### **Data Cleaning: TMDB Movies**
The TMDB dataset provides vital metrics on movie popularity and genre classification. To ensure the data is ready for analysis, we perform the following preprocessing steps:

1.  **Removing Redundancy**: Drop the `Unnamed: 0` column, which serves as a duplicate index, to streamline the dataframe.
2.  **Temporal Feature Engineering**: Convert `release_date` to a standard datetime format and extract the `release_year`. This allows us to perform time-series analysis on movie trends.
3.  **Genre Data Parsing**: The `genre_ids` are currently stored as strings (e.g., `"[12, 14]"`). We use `ast.literal_eval` to convert these into actual Python lists, enabling us to later map these IDs to their specific genre names (like Action or Comedy).

In [None]:
# ==========================================
# DATA CLEANING: TMDB Movies
# ==========================================
# 1. Drop redundant index column
if 'Unnamed: 0' in tmdb_movies.columns:
    tmdb_movies.drop(columns=['Unnamed: 0'], inplace=True)

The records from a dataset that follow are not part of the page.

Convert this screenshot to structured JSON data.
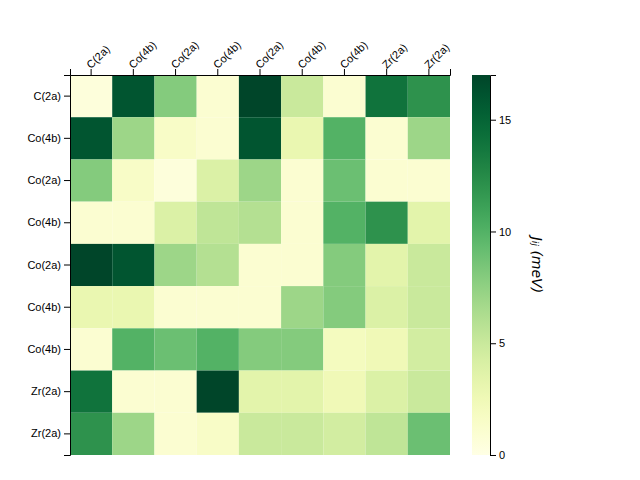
{
  "chart_data": {
    "type": "heatmap",
    "categories": [
      "C(2a)",
      "Co(4b)",
      "Co(2a)",
      "Co(4b)",
      "Co(2a)",
      "Co(4b)",
      "Co(4b)",
      "Zr(2a)",
      "Zr(2a)"
    ],
    "values": [
      [
        0.5,
        16.0,
        8.0,
        1.0,
        17.0,
        5.0,
        1.0,
        14.0,
        12.0
      ],
      [
        16.0,
        7.0,
        1.5,
        1.0,
        16.0,
        3.0,
        10.0,
        1.0,
        7.0
      ],
      [
        8.0,
        1.5,
        0.5,
        4.0,
        7.0,
        1.0,
        9.0,
        1.0,
        1.0
      ],
      [
        1.0,
        1.0,
        4.0,
        5.5,
        6.0,
        1.0,
        10.0,
        12.0,
        3.5
      ],
      [
        17.0,
        16.0,
        7.0,
        6.0,
        1.0,
        1.0,
        8.0,
        3.5,
        5.0
      ],
      [
        3.0,
        3.0,
        1.0,
        1.0,
        1.0,
        7.0,
        8.0,
        4.0,
        5.0
      ],
      [
        1.0,
        10.0,
        9.0,
        10.0,
        8.0,
        8.0,
        2.0,
        2.5,
        4.5
      ],
      [
        14.0,
        1.0,
        1.0,
        17.0,
        3.5,
        3.5,
        2.5,
        4.0,
        5.0
      ],
      [
        12.0,
        7.0,
        1.0,
        1.5,
        5.0,
        5.0,
        4.5,
        5.5,
        9.0
      ]
    ],
    "color": "YlGn",
    "colorbar_label": "Jᵢⱼ (meV)",
    "colorbar_range": [
      0,
      17
    ],
    "colorbar_ticks": [
      0,
      5,
      10,
      15
    ]
  }
}
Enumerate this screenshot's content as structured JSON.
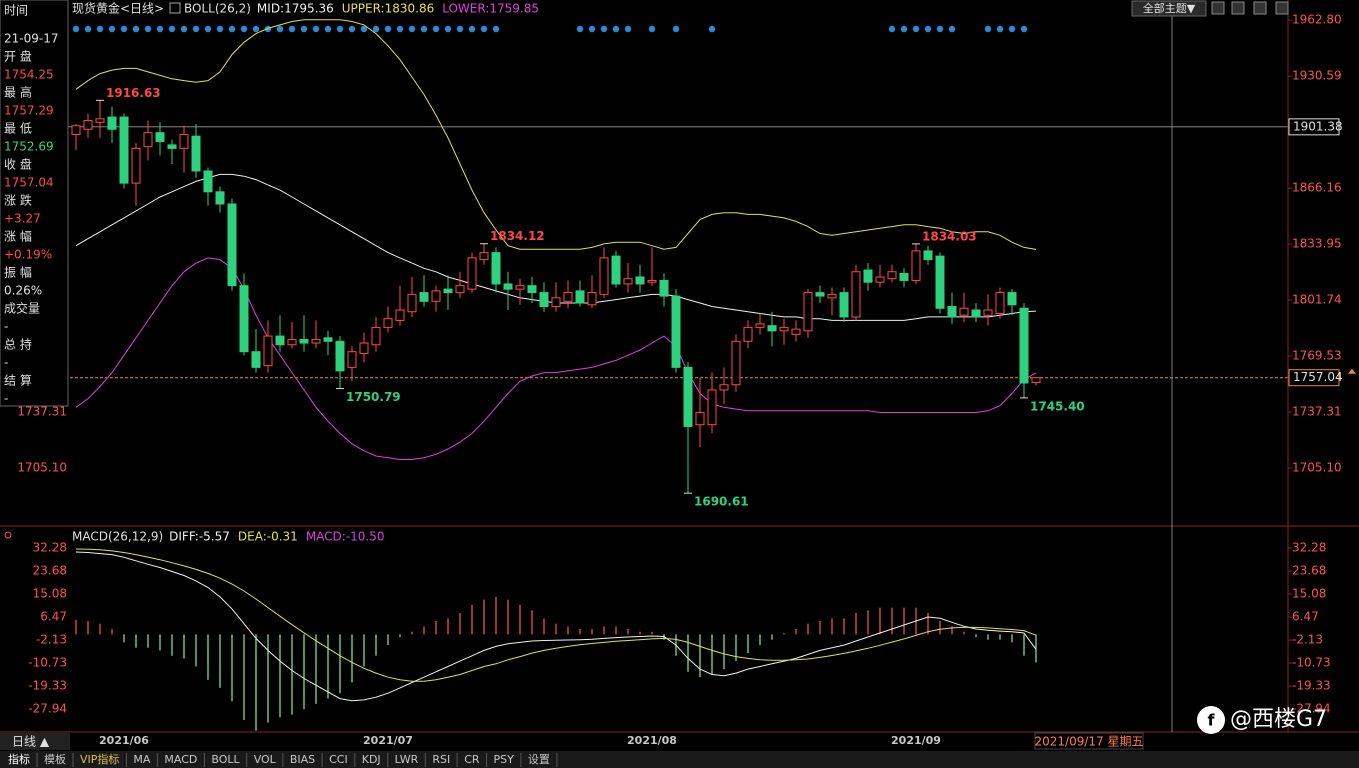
{
  "header": {
    "theme": "全部主题▼"
  },
  "sidebar": {
    "time_label": "时间",
    "time_value": "21-09-17",
    "items": [
      {
        "label": "开 盘",
        "value": "1754.25",
        "color": "#ff4848"
      },
      {
        "label": "最 高",
        "value": "1757.29",
        "color": "#ff4848"
      },
      {
        "label": "最 低",
        "value": "1752.69",
        "color": "#3cd67e"
      },
      {
        "label": "收 盘",
        "value": "1757.04",
        "color": "#ff4848"
      },
      {
        "label": "涨 跌",
        "value": "+3.27",
        "color": "#ff4848"
      },
      {
        "label": "涨 幅",
        "value": "+0.19%",
        "color": "#ff4848"
      },
      {
        "label": "振 幅",
        "value": "0.26%",
        "color": "#e0e0e0"
      },
      {
        "label": "成交量",
        "value": "-",
        "color": "#e0e0e0"
      },
      {
        "label": "总 持",
        "value": "-",
        "color": "#e0e0e0"
      },
      {
        "label": "结 算",
        "value": "-",
        "color": "#e0e0e0"
      }
    ]
  },
  "chart_data": [
    {
      "type": "candlestick",
      "title": "现货黄金<日线>",
      "indicator": "BOLL(26,2)",
      "categories": [
        null,
        null,
        null,
        null,
        "2021/06",
        null,
        null,
        null,
        null,
        null,
        null,
        null,
        null,
        null,
        null,
        null,
        null,
        null,
        null,
        null,
        null,
        null,
        null,
        null,
        null,
        null,
        "2021/07",
        null,
        null,
        null,
        null,
        null,
        null,
        null,
        null,
        null,
        null,
        null,
        null,
        null,
        null,
        null,
        null,
        null,
        null,
        null,
        null,
        null,
        "2021/08",
        null,
        null,
        null,
        null,
        null,
        null,
        null,
        null,
        null,
        null,
        null,
        null,
        null,
        null,
        null,
        null,
        null,
        null,
        null,
        null,
        null,
        "2021/09",
        null,
        null,
        null,
        null,
        null,
        null,
        null,
        null,
        null,
        null
      ],
      "open": [
        1897,
        1900,
        1904,
        1907,
        1907,
        1869,
        1890,
        1898,
        1891,
        1889,
        1896,
        1876,
        1864,
        1857,
        1810,
        1772,
        1764,
        1781,
        1776,
        1779,
        1777,
        1780,
        1778,
        1763,
        1771,
        1776,
        1786,
        1790,
        1795,
        1806,
        1801,
        1808,
        1806,
        1808,
        1825,
        1829,
        1811,
        1808,
        1810,
        1806,
        1798,
        1801,
        1807,
        1799,
        1805,
        1827,
        1811,
        1815,
        1812,
        1813,
        1804,
        1763,
        1730,
        1730,
        1750,
        1753,
        1778,
        1786,
        1787,
        1784,
        1782,
        1784,
        1806,
        1803,
        1806,
        1792,
        1819,
        1812,
        1814,
        1817,
        1813,
        1830,
        1827,
        1798,
        1793,
        1796,
        1793,
        1794,
        1806,
        1797,
        1754.25
      ],
      "high": [
        1903,
        1909,
        1916.63,
        1913,
        1909,
        1892,
        1905,
        1904,
        1894,
        1902,
        1903,
        1878,
        1867,
        1860,
        1817,
        1785,
        1790,
        1793,
        1789,
        1793,
        1790,
        1784,
        1781,
        1775,
        1783,
        1792,
        1798,
        1810,
        1815,
        1816,
        1810,
        1816,
        1818,
        1829,
        1834.12,
        1832,
        1818,
        1814,
        1815,
        1812,
        1812,
        1813,
        1813,
        1816,
        1832,
        1830,
        1823,
        1822,
        1832,
        1817,
        1808,
        1766,
        1757,
        1760,
        1763,
        1782,
        1790,
        1794,
        1795,
        1791,
        1790,
        1808,
        1810,
        1809,
        1809,
        1822,
        1823,
        1822,
        1822,
        1820,
        1834.03,
        1833,
        1829,
        1806,
        1806,
        1800,
        1805,
        1809,
        1808,
        1800,
        1757.29
      ],
      "low": [
        1888,
        1895,
        1895,
        1892,
        1866,
        1856,
        1882,
        1885,
        1880,
        1875,
        1872,
        1856,
        1852,
        1807,
        1770,
        1760,
        1760,
        1772,
        1774,
        1772,
        1774,
        1770,
        1750.79,
        1755,
        1766,
        1772,
        1783,
        1787,
        1792,
        1798,
        1795,
        1796,
        1803,
        1806,
        1822,
        1806,
        1796,
        1799,
        1800,
        1795,
        1795,
        1797,
        1798,
        1797,
        1803,
        1809,
        1806,
        1806,
        1810,
        1798,
        1760,
        1690.61,
        1717,
        1725,
        1742,
        1749,
        1774,
        1782,
        1775,
        1776,
        1778,
        1780,
        1800,
        1793,
        1789,
        1790,
        1807,
        1809,
        1812,
        1809,
        1811,
        1822,
        1794,
        1788,
        1789,
        1789,
        1787,
        1791,
        1793,
        1745.4,
        1752.69
      ],
      "close": [
        1902,
        1905,
        1906,
        1900,
        1869,
        1889,
        1898,
        1893,
        1889,
        1897,
        1876,
        1864,
        1857,
        1810,
        1772,
        1763,
        1781,
        1776,
        1779,
        1777,
        1779,
        1778,
        1761,
        1772,
        1777,
        1786,
        1791,
        1796,
        1805,
        1801,
        1807,
        1806,
        1810,
        1826,
        1829,
        1811,
        1808,
        1810,
        1806,
        1798,
        1803,
        1806,
        1800,
        1806,
        1826,
        1811,
        1814,
        1811,
        1813,
        1804,
        1763,
        1729,
        1737,
        1750,
        1753,
        1778,
        1786,
        1788,
        1784,
        1786,
        1785,
        1806,
        1804,
        1805,
        1792,
        1818,
        1812,
        1815,
        1818,
        1813,
        1830,
        1825,
        1797,
        1792,
        1797,
        1792,
        1796,
        1806,
        1799,
        1754,
        1757.04
      ],
      "series": [
        {
          "name": "MID:1795.36",
          "color": "#f0f0f0",
          "values": [
            1833,
            1837,
            1841,
            1845,
            1849,
            1853,
            1857,
            1861,
            1864,
            1867,
            1870,
            1872,
            1874,
            1874,
            1873,
            1871,
            1868,
            1865,
            1861,
            1857,
            1853,
            1849,
            1845,
            1841,
            1837,
            1833,
            1829,
            1826,
            1823,
            1820,
            1818,
            1815,
            1813,
            1811,
            1809,
            1807,
            1805,
            1803,
            1802,
            1801,
            1800,
            1800,
            1800,
            1800,
            1801,
            1802,
            1803,
            1804,
            1805,
            1805,
            1804,
            1802,
            1800,
            1798,
            1797,
            1796,
            1795,
            1794,
            1793,
            1792,
            1792,
            1791,
            1791,
            1790,
            1790,
            1790,
            1790,
            1790,
            1790,
            1790,
            1791,
            1792,
            1792,
            1792,
            1792,
            1792,
            1792,
            1793,
            1794,
            1795,
            1795.36
          ]
        },
        {
          "name": "UPPER:1830.86",
          "color": "#e6e04a",
          "values": [
            1923,
            1928,
            1932,
            1934,
            1935,
            1935,
            1933,
            1931,
            1929,
            1928,
            1927,
            1928,
            1933,
            1943,
            1950,
            1955,
            1958,
            1960,
            1962,
            1963,
            1963,
            1963,
            1963,
            1962,
            1960,
            1955,
            1948,
            1940,
            1930,
            1920,
            1908,
            1895,
            1880,
            1865,
            1852,
            1842,
            1833,
            1831,
            1831,
            1831,
            1831,
            1831,
            1831,
            1832,
            1834,
            1835,
            1835,
            1835,
            1833,
            1831,
            1832,
            1840,
            1848,
            1851,
            1852,
            1852,
            1851,
            1851,
            1850,
            1849,
            1847,
            1844,
            1840,
            1839,
            1840,
            1841,
            1842,
            1843,
            1844,
            1845,
            1845,
            1844,
            1843,
            1841,
            1840,
            1841,
            1841,
            1839,
            1835,
            1832,
            1830.86
          ]
        },
        {
          "name": "LOWER:1759.85",
          "color": "#e040e0",
          "values": [
            1740,
            1745,
            1752,
            1760,
            1770,
            1780,
            1790,
            1800,
            1810,
            1818,
            1823,
            1826,
            1825,
            1820,
            1808,
            1793,
            1780,
            1770,
            1760,
            1750,
            1740,
            1732,
            1725,
            1719,
            1715,
            1712,
            1711,
            1710,
            1710,
            1711,
            1713,
            1716,
            1720,
            1725,
            1732,
            1740,
            1748,
            1755,
            1758,
            1760,
            1760,
            1761,
            1762,
            1763,
            1765,
            1767,
            1770,
            1773,
            1777,
            1781,
            1775,
            1760,
            1748,
            1742,
            1740,
            1739,
            1738,
            1738,
            1738,
            1738,
            1738,
            1738,
            1738,
            1738,
            1738,
            1738,
            1738,
            1737,
            1737,
            1737,
            1737,
            1737,
            1737,
            1737,
            1737,
            1737,
            1738,
            1741,
            1748,
            1756,
            1759.85
          ]
        }
      ],
      "ylim": [
        1672.3,
        1966.3
      ],
      "yticks": [
        {
          "value": 1962.8,
          "label": "1962.80"
        },
        1930.59,
        1866.16,
        1833.95,
        1801.74,
        1769.53,
        1737.31,
        {
          "value": 1705.1,
          "label": "1705.10"
        }
      ],
      "up_color": "#ff4848",
      "down_color": "#2ed27e",
      "annotations": [
        {
          "value": 1916.63,
          "label": "1916.63"
        },
        {
          "value": 1834.12,
          "label": "1834.12"
        },
        {
          "value": 1750.79,
          "label": "1750.79"
        },
        {
          "value": 1690.61,
          "label": "1690.61"
        },
        {
          "value": 1834.03,
          "label": "1834.03"
        },
        {
          "value": 1745.4,
          "label": "1745.40"
        }
      ],
      "last_price": 1757.04,
      "crosshair": 1901.38
    },
    {
      "type": "macd",
      "title": "MACD(26,12,9)",
      "series": [
        {
          "name": "DIFF:-5.57",
          "color": "#f0f0f0",
          "values": [
            30.8,
            30.6,
            30.2,
            29.8,
            28.8,
            27.5,
            26.2,
            25.0,
            23.5,
            22.0,
            20.0,
            17.5,
            14.0,
            9.5,
            4.0,
            -1.5,
            -6.0,
            -10.0,
            -13.5,
            -16.5,
            -19.0,
            -21.5,
            -24.0,
            -24.8,
            -24.5,
            -23.5,
            -22.0,
            -20.0,
            -18.0,
            -16.0,
            -14.0,
            -12.0,
            -10.0,
            -8.0,
            -6.0,
            -4.5,
            -3.5,
            -3.0,
            -2.5,
            -2.3,
            -2.2,
            -2.1,
            -2.0,
            -1.8,
            -1.5,
            -1.2,
            -1.0,
            -0.8,
            -0.6,
            -0.8,
            -4.0,
            -9.0,
            -13.0,
            -15.0,
            -15.5,
            -14.5,
            -13.0,
            -12.0,
            -11.0,
            -10.0,
            -9.0,
            -7.5,
            -6.0,
            -5.0,
            -4.0,
            -2.5,
            -1.0,
            0.5,
            2.0,
            3.5,
            5.0,
            6.5,
            6.0,
            4.5,
            3.0,
            2.0,
            1.5,
            1.2,
            1.0,
            0.5,
            -5.57
          ]
        },
        {
          "name": "DEA:-0.31",
          "color": "#e6e04a",
          "values": [
            31.9,
            31.8,
            31.6,
            31.2,
            30.6,
            29.8,
            28.9,
            27.9,
            26.8,
            25.6,
            24.3,
            22.8,
            21.0,
            18.8,
            16.2,
            13.2,
            10.0,
            6.8,
            3.6,
            0.6,
            -2.4,
            -5.2,
            -8.0,
            -10.5,
            -12.7,
            -14.5,
            -16.0,
            -17.0,
            -17.5,
            -17.5,
            -17.0,
            -16.0,
            -15.0,
            -13.5,
            -12.0,
            -11.0,
            -9.5,
            -8.3,
            -7.0,
            -6.0,
            -5.2,
            -4.5,
            -3.9,
            -3.4,
            -3.0,
            -2.6,
            -2.3,
            -2.0,
            -1.7,
            -1.5,
            -1.9,
            -3.0,
            -4.5,
            -6.0,
            -7.3,
            -8.3,
            -9.0,
            -9.5,
            -9.7,
            -9.7,
            -9.5,
            -9.2,
            -8.6,
            -7.9,
            -7.1,
            -6.2,
            -5.2,
            -4.1,
            -2.9,
            -1.7,
            -0.4,
            1.0,
            1.9,
            2.4,
            2.6,
            2.6,
            2.4,
            2.1,
            1.8,
            1.4,
            -0.31
          ]
        },
        {
          "name": "MACD:-10.50",
          "color": "#e040e0",
          "values": [
            5.4,
            5,
            4,
            2,
            -3,
            -5,
            -5,
            -6,
            -8,
            -9,
            -12,
            -17,
            -20,
            -25,
            -32,
            -36,
            -33,
            -31,
            -30,
            -28,
            -26,
            -24,
            -22,
            -18,
            -12,
            -8,
            -4,
            -1,
            1,
            3,
            5,
            6,
            8,
            11,
            13,
            14,
            13,
            11,
            9,
            6,
            4,
            3,
            2,
            2,
            3,
            3,
            2,
            1,
            1,
            -2,
            -8,
            -14,
            -16,
            -15,
            -13,
            -10,
            -7,
            -4,
            -2,
            0.5,
            2,
            4,
            5,
            6,
            6,
            8,
            9,
            10,
            10,
            10,
            10,
            8,
            5,
            3,
            1,
            -1,
            -2,
            -2,
            -3,
            -8,
            -10.5
          ]
        }
      ],
      "ylim": [
        -36.5,
        34.9
      ],
      "yticks": [
        32.28,
        23.68,
        15.08,
        6.47,
        -2.13,
        -10.73,
        -19.33,
        -27.94
      ],
      "up_color": "#ff5a5a",
      "down_color": "#86f0a4"
    }
  ],
  "date_axis": {
    "period": "日线 ▲",
    "cursor_date": "2021/09/17 星期五"
  },
  "toolbar": [
    "指标",
    "模板",
    "VIP指标",
    "MA",
    "MACD",
    "BOLL",
    "VOL",
    "BIAS",
    "CCI",
    "KDJ",
    "LWR",
    "RSI",
    "CR",
    "PSY",
    "设置"
  ],
  "watermark": "@西楼G7"
}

# 2. Feature Engineering: Convert release_date to Datetime and extract Year
tmdb_movies['release_date'] = pd.to_datetime(tmdb_movies['release_date'])
tmdb_movies['release_year'] = tmdb_movies['release_date'].dt.year

# 3. Clean Genre IDs 
# They are strings like "[12, 14]". We turn them into actual Python lists.
tmdb_movies['genre_ids'] = tmdb_movies['genre_ids'].apply(lambda x: ast.literal_eval(x) if isinstance(x, str) else x)


### **Data Export**
After performing feature engineering and cleaning, we save the processed TMDB dataset to a CSV file. This ensures that the cleaned data is ready for the exploratory data analysis (EDA) phase without needing to rerun the cleaning script.

In [None]:
tmdb_movies_cleaned = tmdb_movies.copy()
tmdb.to_csv(
    r"C:\Users\Hp\Flatiron\Phase_2\Phase-2-Movie-Analysis-Project\data\cleanedData\tmdb_cleaned_data.csv",
    index=False
)
print("Saved successfully")